Updated 2:50am 19 June 2012

Award for Jane Weaver who drove Solihull courier firm forward

Jane Weaver
Jane Weaver

A woman who started out as a PA at a Midland courier company ended up launching a management buyout of the firm and driving a four-fold increase in turnover.

And now Jane Weaver of Solihull-based AYS couriers has received recognition for her achievements with a top transport industry award.

Ms Weaver won the Director of the Year award at the 2012 MAN everywoman in Transport & Logistics Awards, an honour she described as “confirmation we are doing the right thing”.

The AYS managing director admits she has been on “quite a journey” but confessed when she started at the company in 2001 she never dreamed she would be running it one day.

“I came to work for the business as a PA at quite a tough time in my life,” she said. “I had been there for a few years when the previous owner, a lady who had started the business, decided it was time for her to move on and that was when I came up with the MBO idea.

“The company had a great reputation and I knew it would be successful. We would have been sold to a bigger company and I thought it would be a shame for the business to be swallowed up.”

Though she had no experience in management Ms Weaver concluded it was the opportunity of a lifetime and decided to take the plunge.

“I really admired what the previous owner did and thought it was a really good opportunity which I wouldn’t get again – it was right there in front of me.

“I spoke to a couple of people who had been involved in MBOs, who helped me in terms of how I might structure an MBO and helped with the bank, which could see the company was a good stable prospect.”

A consortium of ten shareholders was put together and the MBO completed in 2004. Initially the focus was purely on survival.

Ms Weaver said: “The business plan at that time was to just stay the same but as soon as we bought it we got ambitious.”

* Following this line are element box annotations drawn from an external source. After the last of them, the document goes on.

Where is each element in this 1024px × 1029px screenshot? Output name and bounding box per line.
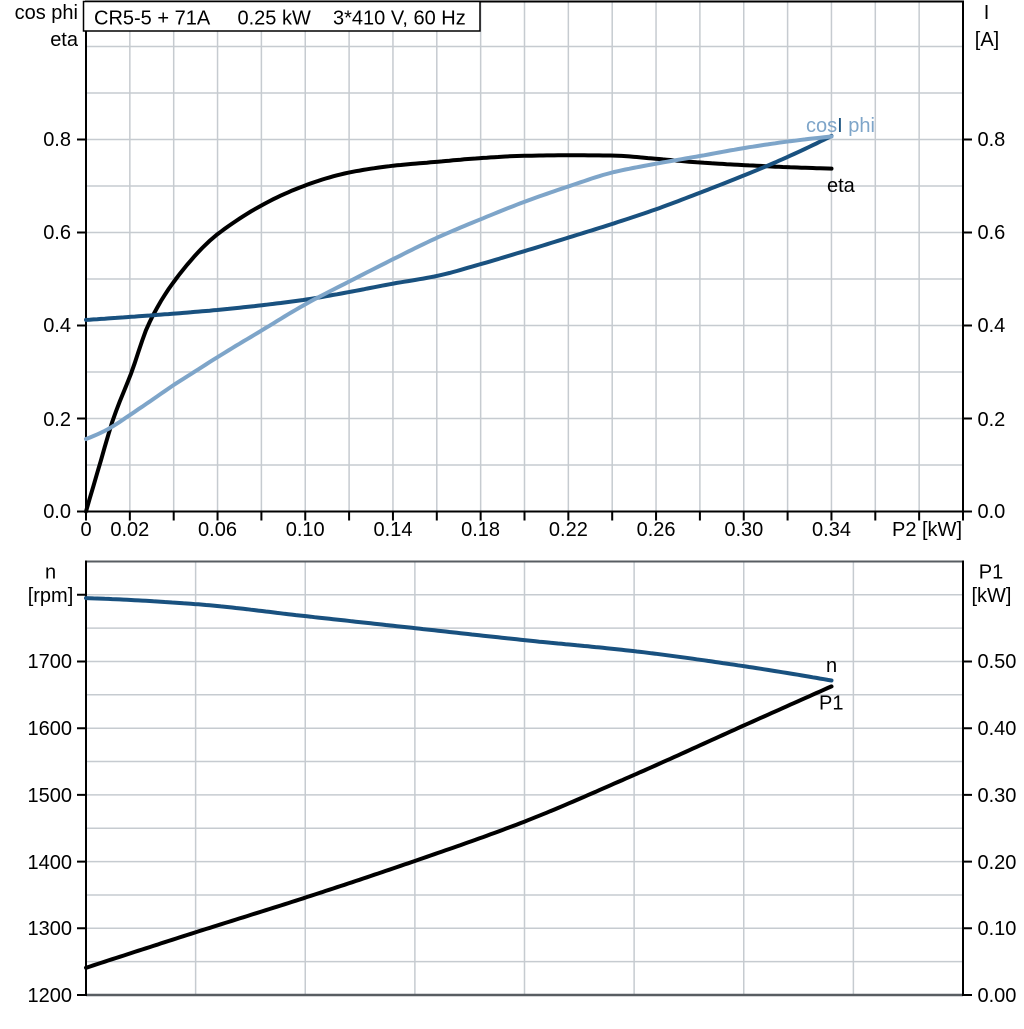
svg-text:P2 [kW]: P2 [kW] [892,519,962,541]
svg-text:P1: P1 [819,693,843,715]
svg-text:1700: 1700 [28,651,73,673]
svg-text:0.30: 0.30 [724,519,763,541]
svg-text:0.22: 0.22 [549,519,588,541]
svg-text:n: n [826,655,837,677]
svg-text:cos phi: cos phi [15,2,78,24]
svg-text:n: n [45,562,56,584]
svg-text:0.0: 0.0 [978,501,1006,523]
svg-text:0.4: 0.4 [978,315,1006,337]
svg-text:0.4: 0.4 [43,315,71,337]
svg-text:0: 0 [80,519,91,541]
svg-text:0.20: 0.20 [978,852,1017,874]
svg-text:[kW]: [kW] [972,585,1012,607]
svg-text:3*410 V, 60 Hz: 3*410 V, 60 Hz [333,8,466,30]
svg-text:0.8: 0.8 [43,129,71,151]
svg-text:1500: 1500 [28,785,73,807]
svg-text:0.25 kW: 0.25 kW [238,8,311,30]
svg-text:0.18: 0.18 [461,519,500,541]
svg-text:0.40: 0.40 [978,718,1017,740]
svg-text:0.8: 0.8 [978,129,1006,151]
svg-text:0.10: 0.10 [978,918,1017,940]
svg-text:P1: P1 [979,562,1003,584]
svg-text:eta: eta [50,29,79,51]
svg-text:eta: eta [827,175,856,197]
svg-text:0.2: 0.2 [978,409,1006,431]
svg-text:0.30: 0.30 [978,785,1017,807]
svg-text:0.26: 0.26 [637,519,676,541]
svg-text:0.0: 0.0 [43,501,71,523]
svg-text:0.6: 0.6 [978,222,1006,244]
svg-text:0.50: 0.50 [978,651,1017,673]
svg-text:0.2: 0.2 [43,409,71,431]
svg-text:0.6: 0.6 [43,222,71,244]
svg-text:[A]: [A] [975,29,999,51]
svg-text:1600: 1600 [28,718,73,740]
svg-text:0.06: 0.06 [198,519,237,541]
svg-text:0.34: 0.34 [812,519,851,541]
svg-text:0.02: 0.02 [110,519,149,541]
svg-text:CR5-5 + 71A: CR5-5 + 71A [94,8,211,30]
svg-text:cosI phi: cosI phi [806,115,875,137]
svg-text:1300: 1300 [28,918,73,940]
svg-text:[rpm]: [rpm] [28,585,74,607]
svg-text:1200: 1200 [28,985,73,1007]
svg-text:I: I [984,2,990,24]
svg-text:0.00: 0.00 [978,985,1017,1007]
svg-text:0.10: 0.10 [286,519,325,541]
svg-text:1400: 1400 [28,852,73,874]
svg-text:0.14: 0.14 [374,519,413,541]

As the company found its feet Ms Weaver’s confidence grew – even her stint as PA helped her insofar as she had “got to know everything that went on” – and over time she consolidated her leadership by buying out the other shareholders.

“Twelve months ago I came to an arrangement that I would buy out the remaining shareholders,” she said. “As the company developed for various reasons they moved on. It is now just me but if I hadn’t had those shareholders I wouldn’t have been able to do it so it’s a good job they were there.”